Independent claim 1 according to the first auxiliary request reads as follows:

"A cell observation method comprising:

a cell-phase identifying step of identifying cell phases of cells (SA1);

a storing step of storing a position of each cell and the cell phase thereof in association with each other;

an inputting step for specifying a target cell phase for the optical stimulation;

a cell identifying step of identifying positions of the cells in the specified cell phase using information stored in the storing step;

an optical stimulation step of applying an optical stimulus to the cells (SA4), wherein the optical stimulation is performed at the identified positions; and

an observed-image acquisition step of acquiring an observed image of the cells (SA5)".

Independent claim 1 according to the second auxiliary request reads as follows:

"A cell observation method comprising:

a cell-phase identifying step of identifying cell phases of each of a plurality of cells (SA1);

a storing step of storing a position of each cell of the plurality of cells and the cell phase thereof in association with each other;

an inputting step for specifying a target cell phase for the optical stimulation;

a cell identifying step of identifying positions of the cells in the specified cell phase using information stored in the storing step; and

an optical stimulation step of applying an optical stimulus to the cells in the specified cell phase (SA4), wherein the optical stimulation is performed at the identified positions; and

an observed-image acquisition step of acquiring an observed image of the plurality of cells (SA5)".
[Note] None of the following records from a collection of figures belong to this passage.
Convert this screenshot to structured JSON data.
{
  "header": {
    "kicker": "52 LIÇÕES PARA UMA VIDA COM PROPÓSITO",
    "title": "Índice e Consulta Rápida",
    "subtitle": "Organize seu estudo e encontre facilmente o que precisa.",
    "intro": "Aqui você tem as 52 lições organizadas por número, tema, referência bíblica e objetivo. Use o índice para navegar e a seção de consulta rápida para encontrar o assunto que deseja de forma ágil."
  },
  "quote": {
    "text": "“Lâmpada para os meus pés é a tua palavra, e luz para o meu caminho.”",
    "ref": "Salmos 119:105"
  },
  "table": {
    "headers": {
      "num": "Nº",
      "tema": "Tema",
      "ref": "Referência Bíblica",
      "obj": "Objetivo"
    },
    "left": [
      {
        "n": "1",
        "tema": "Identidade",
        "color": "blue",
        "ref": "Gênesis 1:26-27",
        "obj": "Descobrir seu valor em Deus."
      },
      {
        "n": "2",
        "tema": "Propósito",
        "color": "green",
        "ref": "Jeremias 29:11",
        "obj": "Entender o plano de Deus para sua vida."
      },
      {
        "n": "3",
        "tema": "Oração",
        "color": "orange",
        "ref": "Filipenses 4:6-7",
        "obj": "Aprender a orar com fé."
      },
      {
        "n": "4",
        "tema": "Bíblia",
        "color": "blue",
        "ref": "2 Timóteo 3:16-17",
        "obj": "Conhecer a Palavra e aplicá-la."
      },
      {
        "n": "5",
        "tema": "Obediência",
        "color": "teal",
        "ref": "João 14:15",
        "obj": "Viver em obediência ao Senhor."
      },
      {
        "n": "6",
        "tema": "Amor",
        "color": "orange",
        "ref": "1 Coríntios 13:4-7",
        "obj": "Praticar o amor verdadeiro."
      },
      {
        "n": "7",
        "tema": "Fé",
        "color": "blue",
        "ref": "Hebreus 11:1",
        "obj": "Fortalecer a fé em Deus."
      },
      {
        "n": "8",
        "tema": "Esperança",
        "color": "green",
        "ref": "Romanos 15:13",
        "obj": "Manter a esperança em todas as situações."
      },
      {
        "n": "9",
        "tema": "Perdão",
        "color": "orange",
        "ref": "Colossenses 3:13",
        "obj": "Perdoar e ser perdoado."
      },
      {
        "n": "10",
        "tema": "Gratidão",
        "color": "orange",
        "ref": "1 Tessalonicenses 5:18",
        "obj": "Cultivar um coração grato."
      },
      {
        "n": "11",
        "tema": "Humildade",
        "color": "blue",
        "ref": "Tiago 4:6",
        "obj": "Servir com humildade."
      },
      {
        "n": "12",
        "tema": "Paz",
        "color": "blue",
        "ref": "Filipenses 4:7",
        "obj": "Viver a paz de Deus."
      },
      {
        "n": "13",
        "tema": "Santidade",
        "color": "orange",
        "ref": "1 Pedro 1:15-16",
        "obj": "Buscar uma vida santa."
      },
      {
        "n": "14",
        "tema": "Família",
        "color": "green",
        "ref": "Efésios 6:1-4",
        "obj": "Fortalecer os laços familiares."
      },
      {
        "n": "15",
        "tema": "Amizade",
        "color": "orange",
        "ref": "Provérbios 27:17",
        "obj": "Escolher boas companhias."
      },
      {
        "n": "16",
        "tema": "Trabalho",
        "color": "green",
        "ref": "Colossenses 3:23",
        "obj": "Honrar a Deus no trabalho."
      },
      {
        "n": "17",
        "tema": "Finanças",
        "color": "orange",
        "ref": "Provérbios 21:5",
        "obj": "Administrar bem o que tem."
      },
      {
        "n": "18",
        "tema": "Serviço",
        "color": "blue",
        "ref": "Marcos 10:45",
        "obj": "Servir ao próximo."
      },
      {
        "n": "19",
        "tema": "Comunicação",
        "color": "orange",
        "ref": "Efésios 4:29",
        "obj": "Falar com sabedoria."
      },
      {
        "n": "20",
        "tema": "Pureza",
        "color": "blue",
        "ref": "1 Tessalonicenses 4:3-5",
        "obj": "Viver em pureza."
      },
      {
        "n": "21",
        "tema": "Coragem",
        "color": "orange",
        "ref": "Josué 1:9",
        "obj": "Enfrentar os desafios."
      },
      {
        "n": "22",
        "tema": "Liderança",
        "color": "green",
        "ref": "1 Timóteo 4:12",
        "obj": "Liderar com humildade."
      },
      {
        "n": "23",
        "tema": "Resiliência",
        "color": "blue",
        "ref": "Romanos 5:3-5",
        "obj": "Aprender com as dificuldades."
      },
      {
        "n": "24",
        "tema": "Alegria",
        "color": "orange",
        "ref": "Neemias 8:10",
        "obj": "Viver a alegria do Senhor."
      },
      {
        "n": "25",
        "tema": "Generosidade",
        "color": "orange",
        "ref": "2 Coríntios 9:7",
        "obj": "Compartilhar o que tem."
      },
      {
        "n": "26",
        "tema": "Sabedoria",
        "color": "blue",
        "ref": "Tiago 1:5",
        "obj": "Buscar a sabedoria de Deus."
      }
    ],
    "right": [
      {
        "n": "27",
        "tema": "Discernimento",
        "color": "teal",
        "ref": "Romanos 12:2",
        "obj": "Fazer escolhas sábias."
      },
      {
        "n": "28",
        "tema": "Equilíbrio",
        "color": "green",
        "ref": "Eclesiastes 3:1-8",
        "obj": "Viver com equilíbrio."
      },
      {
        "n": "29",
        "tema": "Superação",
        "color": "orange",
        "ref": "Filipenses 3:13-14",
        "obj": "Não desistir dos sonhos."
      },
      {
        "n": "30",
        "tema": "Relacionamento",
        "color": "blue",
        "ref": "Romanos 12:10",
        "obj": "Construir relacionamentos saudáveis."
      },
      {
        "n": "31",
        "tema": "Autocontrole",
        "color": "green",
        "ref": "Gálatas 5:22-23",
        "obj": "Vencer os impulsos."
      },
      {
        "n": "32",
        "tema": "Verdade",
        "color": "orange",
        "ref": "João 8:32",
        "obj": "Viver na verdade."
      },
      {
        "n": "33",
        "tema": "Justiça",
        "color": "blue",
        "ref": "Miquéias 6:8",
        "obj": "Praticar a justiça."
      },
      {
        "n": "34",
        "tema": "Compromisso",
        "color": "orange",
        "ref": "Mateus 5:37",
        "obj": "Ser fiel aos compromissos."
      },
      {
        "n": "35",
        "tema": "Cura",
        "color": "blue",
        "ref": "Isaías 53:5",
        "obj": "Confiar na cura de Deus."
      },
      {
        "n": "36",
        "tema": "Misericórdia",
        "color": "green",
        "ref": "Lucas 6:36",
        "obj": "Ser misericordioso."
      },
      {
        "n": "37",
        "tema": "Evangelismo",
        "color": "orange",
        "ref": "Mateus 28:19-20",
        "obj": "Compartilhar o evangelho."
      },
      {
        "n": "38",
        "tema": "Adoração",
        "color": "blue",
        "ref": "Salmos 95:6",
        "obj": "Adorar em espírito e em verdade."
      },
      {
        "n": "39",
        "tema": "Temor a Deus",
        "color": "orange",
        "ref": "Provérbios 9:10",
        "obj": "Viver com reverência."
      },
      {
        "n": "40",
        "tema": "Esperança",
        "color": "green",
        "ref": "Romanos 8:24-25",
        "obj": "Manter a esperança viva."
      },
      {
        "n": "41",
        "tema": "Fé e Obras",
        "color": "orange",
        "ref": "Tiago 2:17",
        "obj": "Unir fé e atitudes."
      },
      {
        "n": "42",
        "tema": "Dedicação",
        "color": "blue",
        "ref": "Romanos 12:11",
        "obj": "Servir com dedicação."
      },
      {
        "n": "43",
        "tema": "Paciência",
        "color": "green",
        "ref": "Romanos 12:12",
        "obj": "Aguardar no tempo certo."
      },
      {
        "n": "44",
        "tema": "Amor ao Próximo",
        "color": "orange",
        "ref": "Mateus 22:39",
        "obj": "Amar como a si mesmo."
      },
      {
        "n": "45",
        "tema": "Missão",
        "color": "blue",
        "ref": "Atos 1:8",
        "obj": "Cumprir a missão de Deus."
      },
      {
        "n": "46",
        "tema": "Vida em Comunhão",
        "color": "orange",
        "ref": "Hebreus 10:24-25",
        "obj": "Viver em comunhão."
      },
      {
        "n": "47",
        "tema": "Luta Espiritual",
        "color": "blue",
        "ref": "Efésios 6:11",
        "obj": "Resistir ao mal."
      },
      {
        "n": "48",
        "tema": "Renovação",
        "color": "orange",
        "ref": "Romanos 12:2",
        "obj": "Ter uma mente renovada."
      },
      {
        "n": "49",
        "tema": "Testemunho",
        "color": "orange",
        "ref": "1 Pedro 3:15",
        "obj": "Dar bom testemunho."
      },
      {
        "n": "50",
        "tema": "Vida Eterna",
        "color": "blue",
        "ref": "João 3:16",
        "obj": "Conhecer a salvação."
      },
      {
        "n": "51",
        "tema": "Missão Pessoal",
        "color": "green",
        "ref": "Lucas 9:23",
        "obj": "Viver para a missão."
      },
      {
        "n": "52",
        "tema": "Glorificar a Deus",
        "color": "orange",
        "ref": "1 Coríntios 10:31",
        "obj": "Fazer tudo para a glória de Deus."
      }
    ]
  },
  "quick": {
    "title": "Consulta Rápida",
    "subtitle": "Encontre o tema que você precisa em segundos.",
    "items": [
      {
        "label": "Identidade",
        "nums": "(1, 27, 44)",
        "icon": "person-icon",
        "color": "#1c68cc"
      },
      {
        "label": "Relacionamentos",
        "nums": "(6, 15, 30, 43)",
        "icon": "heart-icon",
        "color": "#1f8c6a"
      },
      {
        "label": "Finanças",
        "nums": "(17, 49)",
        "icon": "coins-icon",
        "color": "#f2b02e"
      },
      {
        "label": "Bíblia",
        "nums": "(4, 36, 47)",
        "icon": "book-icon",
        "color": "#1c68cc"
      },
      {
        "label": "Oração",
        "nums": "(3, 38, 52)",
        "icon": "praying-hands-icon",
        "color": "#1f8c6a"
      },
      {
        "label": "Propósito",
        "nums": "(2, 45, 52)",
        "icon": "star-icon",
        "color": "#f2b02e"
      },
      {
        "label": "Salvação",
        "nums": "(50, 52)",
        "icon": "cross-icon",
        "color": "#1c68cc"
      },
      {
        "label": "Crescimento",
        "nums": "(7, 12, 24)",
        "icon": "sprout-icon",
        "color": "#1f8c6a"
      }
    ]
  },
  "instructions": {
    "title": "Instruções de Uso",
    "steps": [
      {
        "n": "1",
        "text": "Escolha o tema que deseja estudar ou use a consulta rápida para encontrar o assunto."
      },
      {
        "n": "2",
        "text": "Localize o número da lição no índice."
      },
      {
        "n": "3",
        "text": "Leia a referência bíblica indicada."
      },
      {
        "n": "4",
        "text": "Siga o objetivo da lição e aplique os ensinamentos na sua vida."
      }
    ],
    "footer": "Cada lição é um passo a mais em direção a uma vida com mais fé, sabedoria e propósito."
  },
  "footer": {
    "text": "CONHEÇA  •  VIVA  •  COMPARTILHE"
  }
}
Independent claim 1 according to the third auxiliary request reads as follows:

"A cell observation method comprising:

a) a cell-phase identifying step of identifying cell phases of each of a plurality of cells (SA1);

b) a storing step of storing a position of each cell of the plurality of cells and the cell phase thereof in association with each other;

c) an inputting step for specifying a target cell phase for the optical stimulation;

d) a cell identifying step of identifying positions of the cells in the specified cell phase using information stored in the storing step; and

e) an optical stimulation step of applying an optical stimulus to the cells in the specified cell phase (SA4), wherein the optical stimulation is performed at the identified positions; and

f) an observed-image acquisition step of acquiring an observed image of the plurality of cells (SA5),

wherein the method is performed in the order a), b), c), d), e), f) or c), a), b), d), e), f)".

Independent claim 1 according to the fourth auxiliary request reads as follows:

"A cell observation method comprising:

a) a cell-phase identifying step of identifying cell phases of each of a plurality of cells (SA1), wherein a cell phase is assigned to each of the plurality of cells, the cell phases being selected from the group of M final phase, G1 phase, M phase, G2 phase, and S phase;

b) a storing step of storing a position of each cell of the plurality of cells and the cell phase thereof in association with each other;

c) an inputting step for specifying a target cell phase for the optical stimulation;

d) a cell identifying step of identifying positions of the cells in the specified cell phase using information stored in the storing step; and

e) an optical stimulation step of applying an optical stimulus to the cells in the specified cell phase (SA4), wherein the optical stimulation is performed at the identified positions; and

f) an observed-image acquisition step of acquiring an observed image of the plurality of cells (SA5),

wherein the method is performed in the order a), b), c), d), e), f) or c), a), b), d), e), f)".